As for the motorcade, in the early 1990s, there were few vehicles in Kenya. It was at this time that I happened to be in Nyahururu and I remember a day when all vehicles on the 130 kilometre road had been held back, for several hours, at both towns. The reason was that president Moi was travelling in between the two towns. By the time he arrived in Nyahururu, he was tagged by what looked like more than a hundred vehicles, as a result of the hold back to allow his safe travel. But that is presidential motorcades for you.

To top it up, all businesses and public institutions were required to hang a framed portrait of the president  in a visible place.

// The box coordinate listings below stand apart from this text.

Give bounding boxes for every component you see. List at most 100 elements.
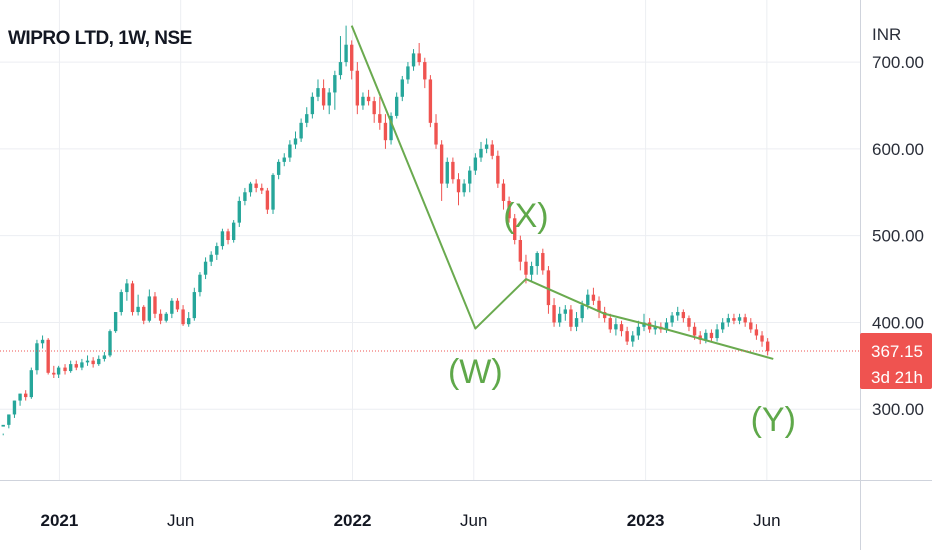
candle-body [462,183,466,193]
candle [142,305,146,325]
candle [344,25,348,67]
candle [439,140,444,201]
candle [102,351,107,362]
candle [97,355,101,366]
candle [215,242,219,260]
candle-body [187,318,191,325]
candle [631,331,635,347]
y-tick-label: 300.00 [872,400,924,419]
wave-polyline[interactable] [350,25,774,360]
candle-body [113,312,118,332]
candle [389,112,393,145]
candle [529,261,534,281]
candle-body [366,96,371,102]
candle [170,298,174,319]
candle [243,187,247,206]
candle [473,153,478,175]
candle-body [614,324,618,330]
candle-body [338,62,343,76]
candle-body [490,144,494,156]
candle [175,298,180,313]
candle-body [451,161,455,180]
candle [220,228,225,250]
candle [574,312,579,332]
candle-body [119,292,123,313]
wave-label[interactable]: (W) [448,353,503,391]
candle-body [501,183,506,201]
candle-body [350,44,354,71]
candle [490,140,494,160]
x-tick-label: 2023 [627,511,665,530]
candle-body [653,326,657,330]
candle-body [423,62,427,80]
candle-body [541,253,545,271]
current-price-marker: 367.15 3d 21h [0,332,932,389]
candle [119,289,123,316]
candle-body [676,312,680,316]
candle-body [411,53,416,67]
candle [501,179,506,210]
candle [192,287,197,321]
candle-body [715,329,719,339]
symbol-title[interactable]: WIPRO LTD, 1W, NSE [8,28,192,49]
candle-body [563,309,567,314]
candle-body [513,218,517,240]
candle [136,294,140,316]
candle-body [333,75,337,93]
candle-body [226,231,230,240]
candle-body [97,358,101,365]
candle-body [726,318,730,323]
candle [456,173,461,206]
candle-body [704,332,708,340]
candle-body [158,313,163,321]
candle-body [68,364,73,372]
candle-body [406,66,410,80]
candle-body [310,96,315,115]
candle-body [198,274,202,293]
candle-body [479,148,483,158]
candle-body [687,318,691,327]
candle [451,157,455,184]
candle [670,312,674,327]
candle-body [209,254,213,262]
candle-body [52,372,56,375]
candle [271,173,275,214]
currency-label: INR [872,25,901,44]
candle-body [434,122,438,145]
candle-body [130,283,135,313]
candle [276,159,281,180]
chart-grid [0,0,860,480]
candle-body [507,200,511,219]
candle-body [260,187,264,191]
candle-body [456,179,461,193]
candle [333,70,337,110]
candle [29,367,34,399]
candle-body [136,306,140,313]
candle [513,213,517,245]
candle-body [681,312,686,319]
candle [260,183,264,194]
candle [743,313,747,327]
y-tick-label: 600.00 [872,140,924,159]
wave-label[interactable]: (Y) [751,401,796,439]
candle [46,338,50,375]
candle [310,92,315,119]
candle [760,331,764,347]
candle-body [203,261,208,275]
candle-body [709,332,714,339]
candle-body [305,114,309,123]
candle [383,114,388,149]
candle-body [524,261,528,275]
candle [737,313,742,325]
candle-body [631,335,635,342]
candle [321,79,326,110]
wave-label[interactable]: (X) [503,197,548,235]
candle-body [737,317,742,321]
candle [35,339,39,375]
candle-body [147,296,152,321]
candle-body [574,318,579,327]
candle-body [35,343,39,371]
candle [462,179,466,197]
candle-body [721,322,725,330]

This however changed in 2002 when Moi finally handed over power. If you think Africans were oppressed by his virtual presence, you could not be more wrong. Moi was just fulfilling a need for a human need of god.

This has been reinforced lately from my interactions with a few firms, in my capacity as a business writer. See your focus as a writer, is to write a great story for your reader.

In the past one week, I have received calls from public relations staff at various firms. One CEO was not happy that a story I did did not have his photo, while I included those of a "competing firm". Another CEO was sad that I had irreparably damaged his reputation by referring to him by his previous post, and not as the CEO.

Both CEOs felt that the story was dead in the water. It dawned on me that I was totally wrong in thinking that businesses made more business by informing potential users of their solutions, and of the benefits of such solutions to potential users.

No, potential customers buy the products after looking at a blown up image of the CEO, knowing his age, his hobbies and how many billions he has raked. The larger the image of the CEO, the more interest it stirs up in potential buyers.

However it fails to dawn on me why the same firms do not grace those big ass  billboards at the sides of the road with images of their CEOs.

A succesful CEO, in addition to having several portraits of themselves around the firm, should be like Zimbabwe's President, Robert Mugabe. Like Mugabe, no firm employee should use the CEOs toilet, or  comment on the CEOs age. Such employees should lose their jobs - such behaviour shows their lack of commitment to the CEO and in extension to the company.